現代語私訳『福翁百話』 第三十九章 「人生における遺伝の影響を観察すべきです」

現代語私訳『福翁百話』 第三十九章 「人生における遺伝の影響を観察すべきです」



子どもに対して教育をするには、まず第一に、子どもの体質や健康状態を観察して、はたして学業を十分に行うことができるか見定めた後に、はじめて学問を始めさせるべきです。


この子はどうもひ弱でとても体を動かすことは向いていないので静かに読書でもさせておこう、などという考えは大きな誤りです。


弱い子であればこそ、体を動かすことに慣れさせて、その体力や身体をしっかりつくりあげることこそ正しい順序でしょう。


体力や身体に無頓着で、学問にその心を疲労させるのは、子どもを殺してしまうことと同じです。
恐ろしいことです。


また、人には遺伝という性質もあり、無理に学問を強制しても、上達しない人も多いものです。

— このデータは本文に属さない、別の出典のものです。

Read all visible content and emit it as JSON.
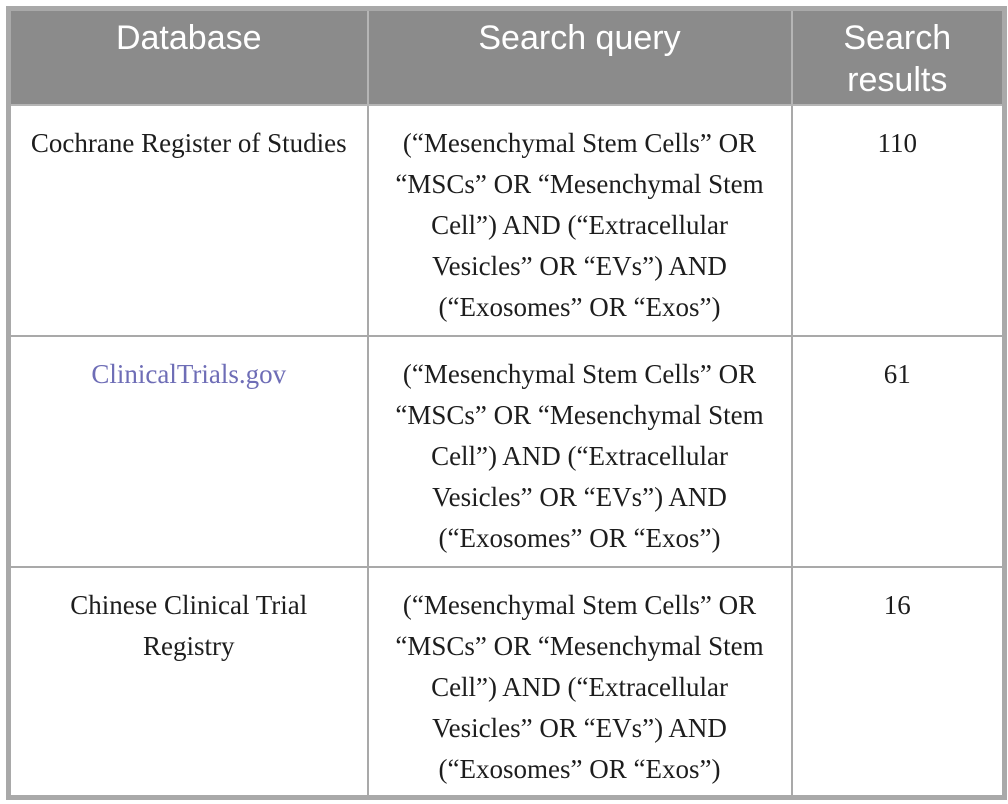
{
  "table": {
    "header": {
      "bg_color": "#8b8b8b",
      "text_color": "#ffffff",
      "columns": [
        "Database",
        "Search query",
        "Search results"
      ]
    },
    "border_color": "#a9a9a9",
    "link_color": "#6e6db6",
    "rows": [
      {
        "database": "Cochrane Register of Studies",
        "query": "(“Mesenchymal Stem Cells” OR\n“MSCs” OR “Mesenchymal Stem\nCell”) AND (“Extracellular\nVesicles” OR “EVs”) AND\n(“Exosomes” OR “Exos”)",
        "results": "110"
      },
      {
        "database": "ClinicalTrials.gov",
        "query": "(“Mesenchymal Stem Cells” OR\n“MSCs” OR “Mesenchymal Stem\nCell”) AND (“Extracellular\nVesicles” OR “EVs”) AND\n(“Exosomes” OR “Exos”)",
        "results": "61"
      },
      {
        "database": "Chinese Clinical Trial Registry",
        "query": "(“Mesenchymal Stem Cells” OR\n“MSCs” OR “Mesenchymal Stem\nCell”) AND (“Extracellular\nVesicles” OR “EVs”) AND\n(“Exosomes” OR “Exos”)",
        "results": "16"
      }
    ]
  }
}
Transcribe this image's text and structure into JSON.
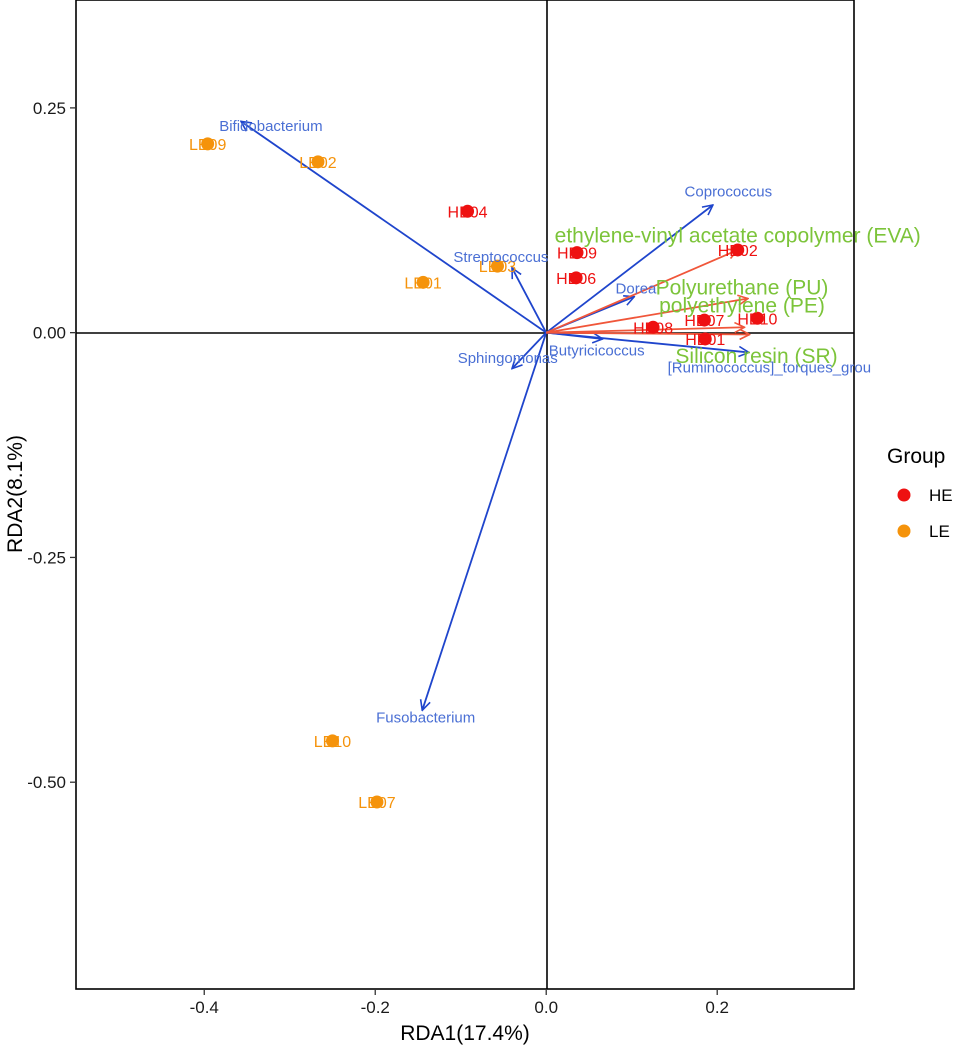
{
  "chart_data": {
    "type": "scatter",
    "subtype": "RDA biplot",
    "xlabel": "RDA1(17.4%)",
    "ylabel": "RDA2(8.1%)",
    "xlim": [
      -0.55,
      0.36
    ],
    "ylim": [
      -0.73,
      0.37
    ],
    "xticks": [
      -0.4,
      -0.2,
      0.0,
      0.2
    ],
    "xtick_labels": [
      "-0.4",
      "-0.2",
      "0.0",
      "0.2"
    ],
    "yticks": [
      0.25,
      0.0,
      -0.25,
      -0.5
    ],
    "ytick_labels": [
      "0.25",
      "0.00",
      "-0.25",
      "-0.50"
    ],
    "grid": false,
    "reference_lines": {
      "x": 0,
      "y": 0
    },
    "colors": {
      "HE": "#ee1111",
      "LE": "#f5930b",
      "species_arrow": "#1f45cc",
      "species_text": "#4a6fd4",
      "env_arrow": "#f0563a",
      "env_text": "#7cc43a",
      "axis": "#000000"
    },
    "legend": {
      "title": "Group",
      "position": "right",
      "entries": [
        {
          "name": "HE",
          "color": "#ee1111"
        },
        {
          "name": "LE",
          "color": "#f5930b"
        }
      ]
    },
    "samples": [
      {
        "label": "HE04",
        "group": "HE",
        "x": -0.092,
        "y": 0.135
      },
      {
        "label": "HE09",
        "group": "HE",
        "x": 0.036,
        "y": 0.089
      },
      {
        "label": "HE02",
        "group": "HE",
        "x": 0.224,
        "y": 0.092
      },
      {
        "label": "HE06",
        "group": "HE",
        "x": 0.035,
        "y": 0.061
      },
      {
        "label": "HE07",
        "group": "HE",
        "x": 0.185,
        "y": 0.014
      },
      {
        "label": "HE10",
        "group": "HE",
        "x": 0.247,
        "y": 0.016
      },
      {
        "label": "HE08",
        "group": "HE",
        "x": 0.125,
        "y": 0.006
      },
      {
        "label": "HE01",
        "group": "HE",
        "x": 0.186,
        "y": -0.007
      },
      {
        "label": "LE09",
        "group": "LE",
        "x": -0.396,
        "y": 0.21
      },
      {
        "label": "LE02",
        "group": "LE",
        "x": -0.267,
        "y": 0.19
      },
      {
        "label": "LE03",
        "group": "LE",
        "x": -0.057,
        "y": 0.074
      },
      {
        "label": "LE01",
        "group": "LE",
        "x": -0.144,
        "y": 0.056
      },
      {
        "label": "LE10",
        "group": "LE",
        "x": -0.25,
        "y": -0.454
      },
      {
        "label": "LE07",
        "group": "LE",
        "x": -0.198,
        "y": -0.522
      }
    ],
    "species_vectors": [
      {
        "name": "Bifidobacterium",
        "x": -0.357,
        "y": 0.235,
        "label_x": -0.322,
        "label_y": 0.23
      },
      {
        "name": "Coprococcus",
        "x": 0.195,
        "y": 0.142,
        "label_x": 0.213,
        "label_y": 0.157
      },
      {
        "name": "Streptococcus",
        "x": -0.04,
        "y": 0.072,
        "label_x": -0.053,
        "label_y": 0.084
      },
      {
        "name": "Dorea",
        "x": 0.103,
        "y": 0.04,
        "label_x": 0.105,
        "label_y": 0.049
      },
      {
        "name": "Butyricicoccus",
        "x": 0.066,
        "y": -0.007,
        "label_x": 0.059,
        "label_y": -0.02
      },
      {
        "name": "Sphingomonas",
        "x": -0.04,
        "y": -0.04,
        "label_x": -0.045,
        "label_y": -0.028
      },
      {
        "name": "[Ruminococcus]_torques_grou",
        "x": 0.237,
        "y": -0.022,
        "label_x": 0.261,
        "label_y": -0.039
      },
      {
        "name": "Fusobacterium",
        "x": -0.145,
        "y": -0.42,
        "label_x": -0.141,
        "label_y": -0.428
      }
    ],
    "env_vectors": [
      {
        "name": "ethylene-vinyl acetate copolymer (EVA)",
        "x": 0.224,
        "y": 0.092,
        "label_x": 0.224,
        "label_y": 0.108
      },
      {
        "name": "Polyurethane (PU)",
        "x": 0.236,
        "y": 0.038,
        "label_x": 0.229,
        "label_y": 0.05
      },
      {
        "name": "polyethylene (PE)",
        "x": 0.232,
        "y": 0.006,
        "label_x": 0.229,
        "label_y": 0.03
      },
      {
        "name": "Silicon resin (SR)",
        "x": 0.238,
        "y": -0.002,
        "label_x": 0.246,
        "label_y": -0.026
      }
    ]
  }
}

相撲の力士を見ても、番付の幕の内に入り、あるいは大関や小結になるには、その人の持って生まれた天性の才能、つまり祖先から受け継いだ遺伝に大きな要素が存在しており、ただ稽古だけの成果というわけではありません。


痩せこけた小男が、どれほど努力したとしても、幕の内まで出世することは難しいことは、誰もが間違いなく思うことです。


ですので、人間の精神の能力は、体力や身体のように目には見えないとしても、その持って生まれた天性の才能に違いがあるのは相撲の力士の強さに違いがあるようなものです。


議論の余地のない事実ですので、学問において理解の鈍い子どもだと観察した上は、ただ一通りのことを教えて、あんまり多くを求めすぎないことです。
なんであろうと、本人が好むことを自由にさせて、だんだんとその方向を定めていくべきです。


体格のか細い男性に相撲の稽古をさせてもそもそも無益なだけです。
人間は必ずしも学者となるべきだという約束があるわけではありません。
学問もまた一種の道ですので、読書や推理の才能に乏しく、学問の道の奥義に達しないからといって、それほ憂いる必要はありません。


ただ、一通りの勉強や科学を聞いて見て学習して、いわゆる常識(コモンセンス)を備えて、日常生活の心がけが迂闊になっていないならば、世の中を渡ることは簡単なことです。


一字も文字をしらない人でも、立派に成功している人さえいないわけではありません。


いずれにせよ、学問への理解の才能が鋭い人と鈍い人とは、持って生まれた天性の才能にあることなので、子どもの性質を観察もせずに学問を強制することは父親や母親の心得違いと言うべきです。


世の中において教育家と自称している人々は、ややもすると、自分の信じていることに偏って教育を重視することが度を超えていて、ひたすら勉強勉強と唱えて、勉強さえすれば愚かな人も智恵ある人になるように囃し立てる人が多いものです。
しかし、実際に本当に現実を言えば、教育の効果や力はただ持って生まれた天性の才能の開花を助けて良い方向に導き、その到達できるところまで到達させるということにあるだけです。


このことは、たとえていうならば、植木屋が庭の樹木の手入れをして、その枝ぶりを良くし、その花を美しく咲かせたいと思うことと同じです。


どのように巧みな植木屋でも、松を梅に変えることはできないことはもちろん、同じ種類の樹木であっても、もともと存在していない枝をつくったり花をつけることはできないことです。


しかし、その樹木を生えるままに捨て置く時は、庭木も荒れて野生同様になってしまい、ついには伐採して薪にするしかないものになってしまいます。
ですが、さまざまに草木を養い育て、外部からやってくる害虫や病気を防ぎ、その樹木の持って生まれたものに応じて、それぞれの品格を養い維持させるのは、植木屋の腕の見せ所です。


ですので、教育家がいかに注意してその注意が行き届いていても、生まれつき愚かな人を智恵ある者に変化させることはもちろんのこと、どのように勉強を勧めても、持って生まれた天性の才能がないのに学問の道を得させようとすることは、到底望むべきでない願望です。
ですので、その人それぞれの遺伝や持って生まれた才能がどのようなものかを観察して、その人が到達できるところまで到達させ、あとは、ただその人を荒れさせて薪のような人間にならないようにすることだけに注意すべきです。